# York show rally



## LadyJ (May 9, 2005)

It seems our rally talents are needed again :lol: 

John and I will be in attendance at the York Show Rally i.e. posh names Rally Marshalls

I gather from the rally list there is about 12 of us so far surely we can do better than that? so come on all you motorhomers join us for a really great weekend.
We can't arrange the weather but we sure can organise a very enjoyable time. So lets have a few more of you attending please.


----------



## hymmi (May 9, 2005)

Hi Jacquie,

I told you,you would make great Rally Marshalls,you are both brilliant.thanks.

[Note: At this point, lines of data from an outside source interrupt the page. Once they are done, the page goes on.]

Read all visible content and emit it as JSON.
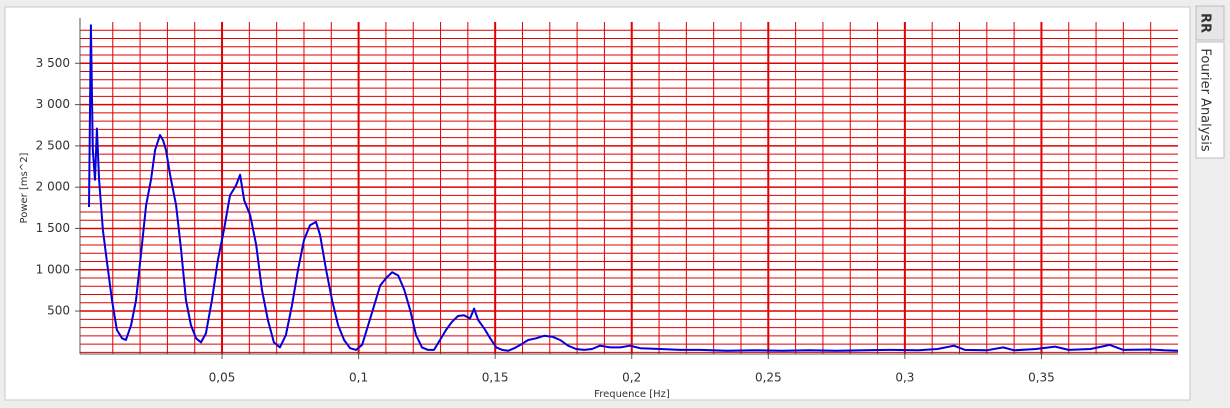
{
  "tabs": [
    "RR",
    "Fourier Analysis"
  ],
  "chart_data": {
    "type": "line",
    "x_label": "Frequence [Hz]",
    "y_label": "Power [ms^2]",
    "color": "#0000dd",
    "grid_color": "#e00000",
    "x": [
      0.0013,
      0.002,
      0.0027,
      0.0035,
      0.0042,
      0.005,
      0.0064,
      0.0079,
      0.0097,
      0.0115,
      0.0134,
      0.0148,
      0.0167,
      0.0185,
      0.0203,
      0.0222,
      0.024,
      0.0255,
      0.0273,
      0.0284,
      0.0295,
      0.031,
      0.0332,
      0.035,
      0.0368,
      0.0386,
      0.0405,
      0.0423,
      0.0441,
      0.0463,
      0.0485,
      0.0507,
      0.0529,
      0.0551,
      0.0566,
      0.0581,
      0.0603,
      0.0625,
      0.0646,
      0.0668,
      0.069,
      0.0712,
      0.0734,
      0.0756,
      0.0778,
      0.08,
      0.0822,
      0.0844,
      0.0859,
      0.0881,
      0.0903,
      0.0925,
      0.0947,
      0.0969,
      0.0991,
      0.1013,
      0.1035,
      0.1057,
      0.1079,
      0.1101,
      0.1123,
      0.1145,
      0.1167,
      0.1189,
      0.121,
      0.1232,
      0.1254,
      0.1276,
      0.1298,
      0.132,
      0.1342,
      0.1364,
      0.1386,
      0.1408,
      0.1423,
      0.1438,
      0.146,
      0.1482,
      0.1504,
      0.1526,
      0.1548,
      0.157,
      0.1592,
      0.1621,
      0.165,
      0.1679,
      0.1709,
      0.1738,
      0.1767,
      0.1796,
      0.1826,
      0.1855,
      0.1884,
      0.1921,
      0.1958,
      0.1994,
      0.2031,
      0.2104,
      0.2178,
      0.225,
      0.235,
      0.245,
      0.255,
      0.265,
      0.275,
      0.285,
      0.295,
      0.305,
      0.312,
      0.318,
      0.322,
      0.33,
      0.336,
      0.34,
      0.348,
      0.355,
      0.36,
      0.368,
      0.375,
      0.38,
      0.39,
      0.395,
      0.4
    ],
    "values": [
      1760,
      3960,
      2450,
      2090,
      2710,
      2090,
      1480,
      1090,
      630,
      270,
      170,
      150,
      330,
      630,
      1180,
      1780,
      2090,
      2450,
      2630,
      2570,
      2450,
      2150,
      1780,
      1240,
      630,
      330,
      170,
      120,
      230,
      630,
      1120,
      1480,
      1900,
      2020,
      2150,
      1840,
      1660,
      1300,
      760,
      390,
      120,
      60,
      210,
      570,
      1000,
      1360,
      1540,
      1580,
      1420,
      1000,
      630,
      330,
      150,
      50,
      30,
      90,
      330,
      570,
      810,
      900,
      970,
      930,
      760,
      510,
      210,
      60,
      30,
      30,
      150,
      270,
      370,
      440,
      450,
      410,
      530,
      390,
      290,
      170,
      60,
      30,
      20,
      50,
      90,
      150,
      170,
      200,
      190,
      150,
      80,
      40,
      30,
      40,
      80,
      60,
      60,
      80,
      50,
      40,
      30,
      30,
      20,
      25,
      20,
      25,
      20,
      25,
      30,
      25,
      40,
      80,
      30,
      25,
      60,
      25,
      40,
      70,
      30,
      40,
      90,
      30,
      35,
      25,
      20
    ],
    "xlim": [
      -0.002,
      0.4
    ],
    "ylim": [
      -20,
      4000
    ],
    "xticks": [
      {
        "value": 0.05,
        "label": "0,05"
      },
      {
        "value": 0.1,
        "label": "0,1"
      },
      {
        "value": 0.15,
        "label": "0,15"
      },
      {
        "value": 0.2,
        "label": "0,2"
      },
      {
        "value": 0.25,
        "label": "0,25"
      },
      {
        "value": 0.3,
        "label": "0,3"
      },
      {
        "value": 0.35,
        "label": "0,35"
      }
    ],
    "yticks": [
      500,
      {
        "value": 1000,
        "label": "1 000"
      },
      {
        "value": 1500,
        "label": "1 500"
      },
      {
        "value": 2000,
        "label": "2 000"
      },
      {
        "value": 2500,
        "label": "2 500"
      },
      {
        "value": 3000,
        "label": "3 000"
      },
      {
        "value": 3500,
        "label": "3 500"
      }
    ],
    "x_minor_ticks": [
      0.01,
      0.02,
      0.03,
      0.04,
      0.06,
      0.07,
      0.08,
      0.09,
      0.11,
      0.12,
      0.13,
      0.14,
      0.16,
      0.17,
      0.18,
      0.19,
      0.21,
      0.22,
      0.23,
      0.24,
      0.26,
      0.27,
      0.28,
      0.29,
      0.31,
      0.32,
      0.33,
      0.34,
      0.36,
      0.37,
      0.38,
      0.39
    ],
    "y_minor_ticks": [
      0,
      100,
      200,
      300,
      400,
      600,
      700,
      800,
      900,
      1100,
      1200,
      1300,
      1400,
      1600,
      1700,
      1800,
      1900,
      2100,
      2200,
      2300,
      2400,
      2600,
      2700,
      2800,
      2900,
      3100,
      3200,
      3300,
      3400,
      3600,
      3700,
      3800,
      3900
    ],
    "grid": true
  }
}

I always give the marshalls a bottle of wine,red or white then Jacquie?or would you sooner have some **** :? :lol:


----------



## SidT (May 9, 2005)

Hi Jacquie. If we are home we will join you at York, but we are planning to go back to France in September but not sure of the dates yet.
Will let you know. 
Cheers Sid


----------



## LadyJ (May 9, 2005)

*York Show Rally*

HYMMI:- Jean & Dave No need for pressies I shall be going round with the P.Pot for diesel donations :lol: or you could always lend me a pennant

:lol: :lol: :lol:

SIDT:- Do hope you and Shirley make it to York would be nice to have a natter when its hopefully a bit warmer then Tackeroo was.


----------